De : Kleber Mendonça Filho et Juliano Dornelles
Avec Barbara Colen, Sonia Braga, Udo Kier, Thomas Aquino
Année : 2019
Pays : Brésil, France
Genre : Drame, Western, Thriller
Résumé :
Dans un futur proche… Le village de Bacurau dans le sertão brésilien fait le deuil de sa matriarche Carmelita qui s’est éteinte à 94 ans. Quelques jours plus tard, les habitants remarquent que Bacurau a disparu de la carte.
Avis :
Kleber Mendonça Filho/Juliano Dornelles, c’est un duo de réalisateurs brésiliens qui travaillent ensemble depuis pas mal d’années maintenant. Pourtant « Bacurau » est leur première réalisation ensemble, et si Kleber Mendonça Filho avait déjà quatre films à son actif dont « Aquarius » avec la grande Sonia Braga, sorti en 2016, Juliano Dornelles n’était pas encore passé derrière la caméra. En revanche, il avait travaillé sur tous les films de Kleber Mendonça Filho en tant que directeur artistique. Il faut donc croire que les deux hommes s’accordent parfaitement, puisqu’avec « Bacurau« , ils livrent une coréalisation.
« Bacurau » est l’un des films qui a fait sensation au dernier festival de Cannes et depuis sa projection, et plus largement encore depuis son Prix du Jury, le film a tendance à jouir d’un aura de dingue, comme si l’on ne pouvait qu’être convaincu de ses bienfaits et je dois dire qu’à la découverte de ce film, le Festival de Cannes ne s’y est pas trompé, tant le film est une claque. Sombre, dur, violent, pessimiste sur les dérives de société, « Bacurau » démontre encore une fois que le cinéma brésilien est très loin de l’anecdote et que mieux encore, il a des choses à dire !
Bacurau, c’est un petit village perdu dans le Sertão brésilien.

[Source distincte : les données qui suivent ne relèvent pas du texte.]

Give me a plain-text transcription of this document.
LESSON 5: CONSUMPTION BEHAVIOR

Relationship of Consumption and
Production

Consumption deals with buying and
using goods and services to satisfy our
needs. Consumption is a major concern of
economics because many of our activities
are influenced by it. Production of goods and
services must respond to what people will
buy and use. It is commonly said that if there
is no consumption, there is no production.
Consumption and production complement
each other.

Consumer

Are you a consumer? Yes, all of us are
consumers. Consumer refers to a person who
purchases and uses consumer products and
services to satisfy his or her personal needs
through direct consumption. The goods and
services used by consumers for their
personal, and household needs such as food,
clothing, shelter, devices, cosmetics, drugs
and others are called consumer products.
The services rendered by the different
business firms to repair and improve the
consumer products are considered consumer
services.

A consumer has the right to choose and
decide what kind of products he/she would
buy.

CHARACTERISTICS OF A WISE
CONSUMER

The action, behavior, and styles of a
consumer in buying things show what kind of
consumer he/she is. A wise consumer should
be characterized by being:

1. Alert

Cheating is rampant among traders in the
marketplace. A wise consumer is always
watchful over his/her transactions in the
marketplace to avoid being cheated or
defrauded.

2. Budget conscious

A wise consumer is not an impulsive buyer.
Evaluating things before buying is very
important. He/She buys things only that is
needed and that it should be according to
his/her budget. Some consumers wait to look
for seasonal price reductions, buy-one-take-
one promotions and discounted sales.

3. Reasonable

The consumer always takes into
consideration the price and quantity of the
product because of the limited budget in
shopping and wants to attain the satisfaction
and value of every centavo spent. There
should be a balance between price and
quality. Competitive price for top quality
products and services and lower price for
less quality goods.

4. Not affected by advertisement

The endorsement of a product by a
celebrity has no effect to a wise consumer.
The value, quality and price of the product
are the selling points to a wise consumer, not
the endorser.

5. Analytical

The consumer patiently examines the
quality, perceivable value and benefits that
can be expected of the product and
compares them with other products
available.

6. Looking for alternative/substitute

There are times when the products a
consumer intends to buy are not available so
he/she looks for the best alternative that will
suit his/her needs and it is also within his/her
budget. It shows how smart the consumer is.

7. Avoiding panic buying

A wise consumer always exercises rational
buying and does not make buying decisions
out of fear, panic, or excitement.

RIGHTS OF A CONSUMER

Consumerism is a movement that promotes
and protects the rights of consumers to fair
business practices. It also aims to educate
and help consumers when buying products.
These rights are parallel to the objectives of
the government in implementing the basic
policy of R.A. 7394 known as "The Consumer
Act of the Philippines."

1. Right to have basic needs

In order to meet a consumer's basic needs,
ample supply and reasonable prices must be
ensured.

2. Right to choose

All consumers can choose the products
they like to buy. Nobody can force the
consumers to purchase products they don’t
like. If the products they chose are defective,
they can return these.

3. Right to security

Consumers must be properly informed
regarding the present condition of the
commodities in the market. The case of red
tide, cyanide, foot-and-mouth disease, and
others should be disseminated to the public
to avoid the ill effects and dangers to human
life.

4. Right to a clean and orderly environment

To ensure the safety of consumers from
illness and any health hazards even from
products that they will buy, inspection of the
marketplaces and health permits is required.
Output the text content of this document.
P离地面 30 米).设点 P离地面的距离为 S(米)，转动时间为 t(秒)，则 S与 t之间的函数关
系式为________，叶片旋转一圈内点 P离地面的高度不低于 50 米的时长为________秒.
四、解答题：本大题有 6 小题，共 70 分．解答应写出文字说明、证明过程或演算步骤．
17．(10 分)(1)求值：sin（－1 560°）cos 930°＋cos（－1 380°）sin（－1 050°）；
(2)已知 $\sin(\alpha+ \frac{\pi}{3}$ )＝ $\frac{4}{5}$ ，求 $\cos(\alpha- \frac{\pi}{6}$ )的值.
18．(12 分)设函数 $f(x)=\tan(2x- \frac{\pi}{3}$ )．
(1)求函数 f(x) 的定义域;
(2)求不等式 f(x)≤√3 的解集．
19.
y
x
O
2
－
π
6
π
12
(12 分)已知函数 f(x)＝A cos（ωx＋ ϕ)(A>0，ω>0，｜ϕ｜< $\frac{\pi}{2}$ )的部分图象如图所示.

Carmelita, la doyenne du village, vient de mourir. Après l’enterrement, la vie reprend son cours, mais très vite, les villageois remarquent que leur village ne figure plus sur aucune carte du pays. Si on ajoute à cela, qu’un matin, le camion-citerne qui ravitaille le village comme il peut en eau potable a été criblé de balles, les habitants commencent à se demander ce qu’il se passe…
Terrible et terrifiant, voilà entre autres deux mots qui me viennent en tête quand je repense à « Bacurau« . Terrible, parce que ce que nous racontent les deux réalisateurs et surtout la façon dont ils nous racontent cette histoire, est assez folle. « Bacurau« , c’est un film qui prend son temps pour construire un contexte, et pour nous inquiéter finalement. Une pression s’installe au fur et à mesure de cette histoire et plus l’intrigue avance, plus elle évolue et plus le film se fait oppressant, ce qui est très loin de déplaire.
Du point de vue de la mise en scène, Kleber Mendonça Filho et Juliano Dornelles ont voulu un film dantesque qui, visuellement, en envoie. Usant de plans larges, pour finalement enfermer ce petit village, perdu au milieu de ces grands espaces, le dépaysement est totalement réussi. Si certains pourront peut-être y trouver des longueurs, (ce qui ne fut pas mon cas), on ne peut nier que tout est fait pour nous embarquer, et surtout nous isoler au plus près de ces villageois. On notera aussi que les deux réalisateurs ont tenu à livrer un film le plus réaliste possible, et ça, même quand il tombe dans la violence. Images fortes et surprenantes à plus d’un instant.
Pour en revenir à ce que je disais plus haut, le deuxième mot qui me vient, c’est terrifiant, car ce que nous raconte le duo brésilien l’est complétement. Film politique, ce que nous raconte « Bacurau » est l’une des pires dérives qu’une société peut engendrer. Jamais gratuit, tout le temps dans la réflexion, riche d’un scénario calibré et qui s’aventure sur plusieurs sentiers, « Bacurau » se fait saisissant au fur et à mesure que son intrigue dévoile son horreur (des hommes chassant des hommes pour leur bon plaisir). Pour détendre l’atmosphère, les deux cinéastes ont l’intelligence d’offrir des moments plus légers, plus comiques, ou plus tendres aussi, mais c’est reculer pour mieux sauter, puisque ce scénario n’oublie jamais ce qu’il veut raconter et dénoncer et tôt ou tard, il y revient.
Emporté donc par un casting incroyable peuplé de connus (Sonia Braga, Udo Kier) et de têtes qu’on découvre (Barbara Colen, Thomas Aquinos, Silvero Pereira, pour ne citer qu’eux), ce premier film réalisé par le duo Kleber Mendonça Filho et Juliano Dornelles est une jolie claque. Violent, pessimiste, terrifiant et sombre, « Bacurau » mérite amplement son prix du Jury et il n’est pas près de quitter nos esprits.